Monday, 24 August 2009

Employer's Honest Mistake Cannot be a Fundamental Breach

Case in Point:

Cantor Fitzgerald International v Callaghan and ors, [1999] ICR 639, CA (and [1999] IRLR 234) is a famous authority to the employment hack but easily forgotten when looking for a case where the employee is looking to claim constructive dismissal on the basis that the employer has not paid them (albeit accidentally)

The ET will always look at the circumstances of the case and it is likely that the employer would only become prone to a finding of fundamental breach and thus constructive dismissal if the accident repeated itself. This case can be used as an authority to protect the employer when accidents has happened.

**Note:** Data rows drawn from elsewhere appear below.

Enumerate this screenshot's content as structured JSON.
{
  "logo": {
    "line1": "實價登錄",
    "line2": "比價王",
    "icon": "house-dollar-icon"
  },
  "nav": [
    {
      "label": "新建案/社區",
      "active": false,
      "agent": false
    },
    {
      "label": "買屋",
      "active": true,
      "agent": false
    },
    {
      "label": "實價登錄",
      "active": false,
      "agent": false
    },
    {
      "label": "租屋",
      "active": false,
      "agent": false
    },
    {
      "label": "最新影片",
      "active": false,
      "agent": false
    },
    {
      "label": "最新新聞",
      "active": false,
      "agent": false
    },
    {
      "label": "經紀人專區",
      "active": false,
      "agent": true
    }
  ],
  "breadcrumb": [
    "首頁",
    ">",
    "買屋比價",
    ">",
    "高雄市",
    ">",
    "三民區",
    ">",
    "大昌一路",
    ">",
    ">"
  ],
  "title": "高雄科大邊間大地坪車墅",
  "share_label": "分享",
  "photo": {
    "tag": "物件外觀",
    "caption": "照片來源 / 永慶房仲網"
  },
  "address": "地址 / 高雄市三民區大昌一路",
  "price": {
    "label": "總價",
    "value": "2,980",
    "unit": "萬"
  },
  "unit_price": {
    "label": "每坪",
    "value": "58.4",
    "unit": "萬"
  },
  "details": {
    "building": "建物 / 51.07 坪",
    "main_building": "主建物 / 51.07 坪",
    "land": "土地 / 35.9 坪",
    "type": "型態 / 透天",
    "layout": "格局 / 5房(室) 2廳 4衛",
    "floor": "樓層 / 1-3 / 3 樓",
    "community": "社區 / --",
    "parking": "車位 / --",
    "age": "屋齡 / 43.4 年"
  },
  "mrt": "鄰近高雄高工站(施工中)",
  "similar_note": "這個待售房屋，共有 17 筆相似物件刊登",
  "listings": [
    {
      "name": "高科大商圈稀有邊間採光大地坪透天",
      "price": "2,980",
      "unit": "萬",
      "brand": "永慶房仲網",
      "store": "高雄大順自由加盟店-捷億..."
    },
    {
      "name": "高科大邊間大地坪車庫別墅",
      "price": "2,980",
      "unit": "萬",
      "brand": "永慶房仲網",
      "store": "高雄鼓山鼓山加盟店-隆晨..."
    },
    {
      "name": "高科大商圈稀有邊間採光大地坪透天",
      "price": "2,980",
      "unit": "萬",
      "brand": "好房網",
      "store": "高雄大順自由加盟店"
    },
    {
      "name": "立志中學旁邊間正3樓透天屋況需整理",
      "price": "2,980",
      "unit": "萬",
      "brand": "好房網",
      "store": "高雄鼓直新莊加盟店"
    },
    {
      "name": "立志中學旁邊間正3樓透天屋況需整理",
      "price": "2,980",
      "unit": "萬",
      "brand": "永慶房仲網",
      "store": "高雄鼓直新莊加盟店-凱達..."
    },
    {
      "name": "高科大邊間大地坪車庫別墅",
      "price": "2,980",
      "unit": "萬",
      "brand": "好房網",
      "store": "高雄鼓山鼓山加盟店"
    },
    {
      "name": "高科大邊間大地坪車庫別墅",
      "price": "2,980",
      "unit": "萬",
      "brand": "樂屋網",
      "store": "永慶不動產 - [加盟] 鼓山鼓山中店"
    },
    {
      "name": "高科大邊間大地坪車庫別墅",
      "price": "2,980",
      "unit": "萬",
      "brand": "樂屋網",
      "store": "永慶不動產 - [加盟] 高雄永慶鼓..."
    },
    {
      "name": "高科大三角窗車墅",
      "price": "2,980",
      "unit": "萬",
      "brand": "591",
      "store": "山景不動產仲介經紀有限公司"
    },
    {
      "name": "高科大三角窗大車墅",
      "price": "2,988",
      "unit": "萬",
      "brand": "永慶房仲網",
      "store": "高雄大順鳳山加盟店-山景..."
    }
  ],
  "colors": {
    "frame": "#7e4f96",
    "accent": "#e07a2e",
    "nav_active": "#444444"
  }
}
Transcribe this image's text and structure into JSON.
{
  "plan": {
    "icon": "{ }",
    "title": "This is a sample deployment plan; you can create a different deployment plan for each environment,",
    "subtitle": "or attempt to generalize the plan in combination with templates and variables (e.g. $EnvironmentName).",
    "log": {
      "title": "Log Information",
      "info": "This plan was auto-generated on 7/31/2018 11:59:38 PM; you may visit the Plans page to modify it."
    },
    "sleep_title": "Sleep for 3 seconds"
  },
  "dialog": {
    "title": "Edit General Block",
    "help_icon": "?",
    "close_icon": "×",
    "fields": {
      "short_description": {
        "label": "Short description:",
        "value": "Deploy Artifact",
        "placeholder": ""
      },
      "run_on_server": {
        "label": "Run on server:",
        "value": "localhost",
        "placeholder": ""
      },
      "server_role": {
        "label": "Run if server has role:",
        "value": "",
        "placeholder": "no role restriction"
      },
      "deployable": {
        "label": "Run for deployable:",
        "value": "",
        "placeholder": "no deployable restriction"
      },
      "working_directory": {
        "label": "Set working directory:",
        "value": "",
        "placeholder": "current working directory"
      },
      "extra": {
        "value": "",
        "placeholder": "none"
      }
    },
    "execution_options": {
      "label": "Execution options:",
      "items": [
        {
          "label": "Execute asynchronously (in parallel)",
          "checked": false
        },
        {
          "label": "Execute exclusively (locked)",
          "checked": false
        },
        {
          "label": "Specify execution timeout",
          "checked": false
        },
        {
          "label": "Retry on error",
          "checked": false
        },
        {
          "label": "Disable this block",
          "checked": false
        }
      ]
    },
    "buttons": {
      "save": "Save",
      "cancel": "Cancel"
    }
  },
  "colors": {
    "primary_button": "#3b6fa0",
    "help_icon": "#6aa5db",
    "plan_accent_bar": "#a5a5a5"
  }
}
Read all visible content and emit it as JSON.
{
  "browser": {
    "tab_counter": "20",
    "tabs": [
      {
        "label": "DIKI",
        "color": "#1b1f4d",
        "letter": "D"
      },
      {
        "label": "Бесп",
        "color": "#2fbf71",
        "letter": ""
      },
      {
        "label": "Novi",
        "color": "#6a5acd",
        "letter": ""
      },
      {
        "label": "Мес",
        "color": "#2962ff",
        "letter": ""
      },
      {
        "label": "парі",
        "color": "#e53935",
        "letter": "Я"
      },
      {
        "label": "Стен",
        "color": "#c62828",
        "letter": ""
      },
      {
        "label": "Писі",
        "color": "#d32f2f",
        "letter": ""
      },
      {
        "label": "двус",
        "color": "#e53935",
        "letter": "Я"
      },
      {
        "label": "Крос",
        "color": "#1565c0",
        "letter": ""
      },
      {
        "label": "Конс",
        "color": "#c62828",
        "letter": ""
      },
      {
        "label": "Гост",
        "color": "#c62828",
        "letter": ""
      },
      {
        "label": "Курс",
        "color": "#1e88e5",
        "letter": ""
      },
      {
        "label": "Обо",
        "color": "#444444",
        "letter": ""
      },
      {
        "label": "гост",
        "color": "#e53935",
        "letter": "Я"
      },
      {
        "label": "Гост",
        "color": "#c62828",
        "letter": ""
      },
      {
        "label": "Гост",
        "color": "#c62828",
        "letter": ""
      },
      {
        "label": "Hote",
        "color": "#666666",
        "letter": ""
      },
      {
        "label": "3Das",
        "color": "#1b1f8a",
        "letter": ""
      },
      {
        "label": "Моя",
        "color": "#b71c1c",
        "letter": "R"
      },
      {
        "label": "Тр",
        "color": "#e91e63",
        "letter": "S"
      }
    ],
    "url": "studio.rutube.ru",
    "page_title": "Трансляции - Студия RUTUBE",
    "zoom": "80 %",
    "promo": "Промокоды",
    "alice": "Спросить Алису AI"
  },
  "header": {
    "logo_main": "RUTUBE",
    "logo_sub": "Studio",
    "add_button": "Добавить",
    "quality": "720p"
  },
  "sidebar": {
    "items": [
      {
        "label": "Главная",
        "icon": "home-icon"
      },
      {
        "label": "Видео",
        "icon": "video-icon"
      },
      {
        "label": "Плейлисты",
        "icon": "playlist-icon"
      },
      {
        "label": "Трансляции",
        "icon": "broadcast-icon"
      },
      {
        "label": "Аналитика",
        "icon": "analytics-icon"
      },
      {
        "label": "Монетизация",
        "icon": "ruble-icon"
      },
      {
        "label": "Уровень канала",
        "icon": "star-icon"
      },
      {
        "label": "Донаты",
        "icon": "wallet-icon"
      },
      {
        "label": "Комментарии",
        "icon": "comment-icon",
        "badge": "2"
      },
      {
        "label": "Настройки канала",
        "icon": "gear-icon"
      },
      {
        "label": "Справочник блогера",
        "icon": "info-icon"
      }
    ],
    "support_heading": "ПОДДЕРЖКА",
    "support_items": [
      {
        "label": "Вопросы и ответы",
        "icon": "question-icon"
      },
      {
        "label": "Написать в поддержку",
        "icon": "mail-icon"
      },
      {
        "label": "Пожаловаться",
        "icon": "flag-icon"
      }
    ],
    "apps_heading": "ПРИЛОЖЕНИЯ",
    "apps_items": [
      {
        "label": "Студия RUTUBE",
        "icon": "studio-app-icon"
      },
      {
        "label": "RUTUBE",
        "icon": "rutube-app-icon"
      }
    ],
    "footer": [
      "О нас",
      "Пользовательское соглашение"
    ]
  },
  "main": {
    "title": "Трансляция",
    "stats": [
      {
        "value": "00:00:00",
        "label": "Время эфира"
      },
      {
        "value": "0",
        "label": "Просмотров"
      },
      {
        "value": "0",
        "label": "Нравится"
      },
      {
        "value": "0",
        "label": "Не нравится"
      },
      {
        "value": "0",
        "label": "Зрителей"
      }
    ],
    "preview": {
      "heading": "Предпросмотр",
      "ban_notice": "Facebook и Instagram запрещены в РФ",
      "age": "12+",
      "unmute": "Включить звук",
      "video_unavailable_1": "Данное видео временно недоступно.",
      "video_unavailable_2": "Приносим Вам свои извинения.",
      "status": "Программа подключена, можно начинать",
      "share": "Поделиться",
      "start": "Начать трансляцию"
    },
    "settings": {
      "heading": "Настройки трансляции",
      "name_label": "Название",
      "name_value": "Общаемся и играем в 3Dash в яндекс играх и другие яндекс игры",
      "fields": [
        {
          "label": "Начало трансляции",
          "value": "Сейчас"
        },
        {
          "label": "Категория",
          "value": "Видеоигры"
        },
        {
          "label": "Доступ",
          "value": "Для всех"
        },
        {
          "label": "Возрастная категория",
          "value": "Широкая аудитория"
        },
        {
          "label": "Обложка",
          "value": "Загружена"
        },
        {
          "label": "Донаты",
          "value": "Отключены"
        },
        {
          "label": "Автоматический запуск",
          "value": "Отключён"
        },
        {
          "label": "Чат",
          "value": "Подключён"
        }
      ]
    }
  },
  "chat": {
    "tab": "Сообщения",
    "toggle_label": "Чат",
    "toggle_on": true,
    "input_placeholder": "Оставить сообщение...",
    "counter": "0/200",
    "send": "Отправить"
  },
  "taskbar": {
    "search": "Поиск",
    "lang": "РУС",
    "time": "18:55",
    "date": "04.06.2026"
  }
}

Find it for free on the Baillie website!

In his judgment in the earlier Cantor Fitzgerald case Lord Justice Judge said this:
"In my judgment the question whether non-payment of agreed wages or interference by an employer with a salary package is or is not fundamental to the continued existence of a contract of employment depends on the critical distinction to be drawn between an employer's failure to pay, or to delay in paying, renewed remuneration and his deliberate refusal to do so. Where the failure or delay constitutes a breach of contract, depending on the circumstances this may represent no more than a temporary fault in the employer's technology, an accounting error or simple mistake, or illness, or accident, or unexpected events (see, for example, Adams v Charles Zub Associates Limited [1978] IRLR 551). If so it would be open to the court to conclude that the breach did not go to the root of the contract. On the other hand if the failure or delay in payment were repeated and persistent, perhaps also unexplained, the court might be driven to conclude that the breach or breaches were indeed repudiatory.